Back in the 1940s, coffee gelatin became a popular quick dessert for patriots on the home front. With chocolate and sugar rationed and directed overseas to our boys in uniform, housewives here at home made do with other ingredients. The Knox Gelatine company published a recipe for gelatin made with a few teaspoons of instant coffee powder and a little sugar, satisfying the urge for sweets and the patriotic sense of sacrifice at the same time.
Today, most people think of gelatin as a sweet, fruity dessert loved by kids but seldom used by adults. This elegant coffee parfait is so quick, easy and elegant that you’ll find yourself serving it often — and collecting accolades every time you do.
Espresso Gelatin Parfait
|2 pkg unflavored gelatin||Medium mixing bowl|
|2 cups hot brewed coffee||Drink blender|
|2 cups cold brewed coffee||Dessert glasses|
|Sugar to taste|
|Whipped cream for garnish if desired|
Gather your ingredients.

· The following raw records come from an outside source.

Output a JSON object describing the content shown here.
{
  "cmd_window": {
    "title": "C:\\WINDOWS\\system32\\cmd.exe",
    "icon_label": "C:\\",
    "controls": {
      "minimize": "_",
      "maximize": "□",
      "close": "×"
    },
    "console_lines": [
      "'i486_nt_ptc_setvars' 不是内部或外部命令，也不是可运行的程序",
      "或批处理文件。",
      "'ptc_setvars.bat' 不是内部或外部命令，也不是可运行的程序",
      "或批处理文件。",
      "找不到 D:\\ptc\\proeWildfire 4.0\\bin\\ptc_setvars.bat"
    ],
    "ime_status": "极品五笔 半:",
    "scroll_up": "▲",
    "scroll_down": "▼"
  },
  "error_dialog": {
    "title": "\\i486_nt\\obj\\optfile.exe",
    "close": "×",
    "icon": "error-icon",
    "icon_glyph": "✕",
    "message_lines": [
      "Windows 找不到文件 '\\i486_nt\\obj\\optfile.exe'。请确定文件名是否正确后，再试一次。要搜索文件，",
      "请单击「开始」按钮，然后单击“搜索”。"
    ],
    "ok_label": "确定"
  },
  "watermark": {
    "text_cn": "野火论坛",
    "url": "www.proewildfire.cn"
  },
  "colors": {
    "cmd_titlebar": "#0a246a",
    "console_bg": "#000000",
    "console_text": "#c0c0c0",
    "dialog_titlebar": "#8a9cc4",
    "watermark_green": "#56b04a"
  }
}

Plain granulated sugar is fine, but if you enjoy a bit of exotic flavor to your coffee, try using turbinado sugar or raw sugar. This recipe calls for 2 pkgs of unflavored gelatine, but you can adjust as needed to make more or fewer servings. Just use 1 cup of hot and one cup of cold brewed coffee for each package of unflavored gelatine.
Pour two cups of cold brewed coffee into a bowl. Sprinkle two packages of unflavored gelatin over the surface and let it sit for five minutes to soften the gelatin. After five minutes, stir the gelatin into the coffee.
Heat two cups of brewed coffee to boiling in a small saucepan, or brew two cups of coffee in a moka pot. Pour the boiling coffee into the gelatin mixture and stir until all of the gelatin is dissolved.
Add sugar to taste — about 1/2 to 1 teaspoon per cup of coffee makes a reasonably but not overly sweet dessert. Stir until the sugar is completely dissolved.
Ladle about 3/4 cup of gelatin mixture into dessert dishes, filling each dish about half-full. I like to use clear dessert glasses for this coffee dessert because it shows off the layers so prettily.
Pour the remaining coffee gelatin mixture into the two-cup container of a personal drink blender or regular blender. Whirl it on high for three to five minutes, or until it is thick, creamy, light and opaque.
This is the trickiest part — and you’ll find that there’s nothing very trick about it. Hold a clean tablespoon just above the surface of the coffee gelatin in one of the dessert dishes. Carefully pour the coffee froth over the back of the spoon and let it spread over the top of the coffee gelatin. The spoon is an old bartender’s trick — it spreads the stream of liquid being poured on top of the sitting liquid so that it sits on top of the liquid already in the glass instead of mixing with it. See how easy that is?
See how pretty? Carefully place the dessert glasses in the refrigator and allow them to set for at least four hours before serving. You can serve as is, or garnish with a dollop of whipped cream and a dusting of cocoa powder.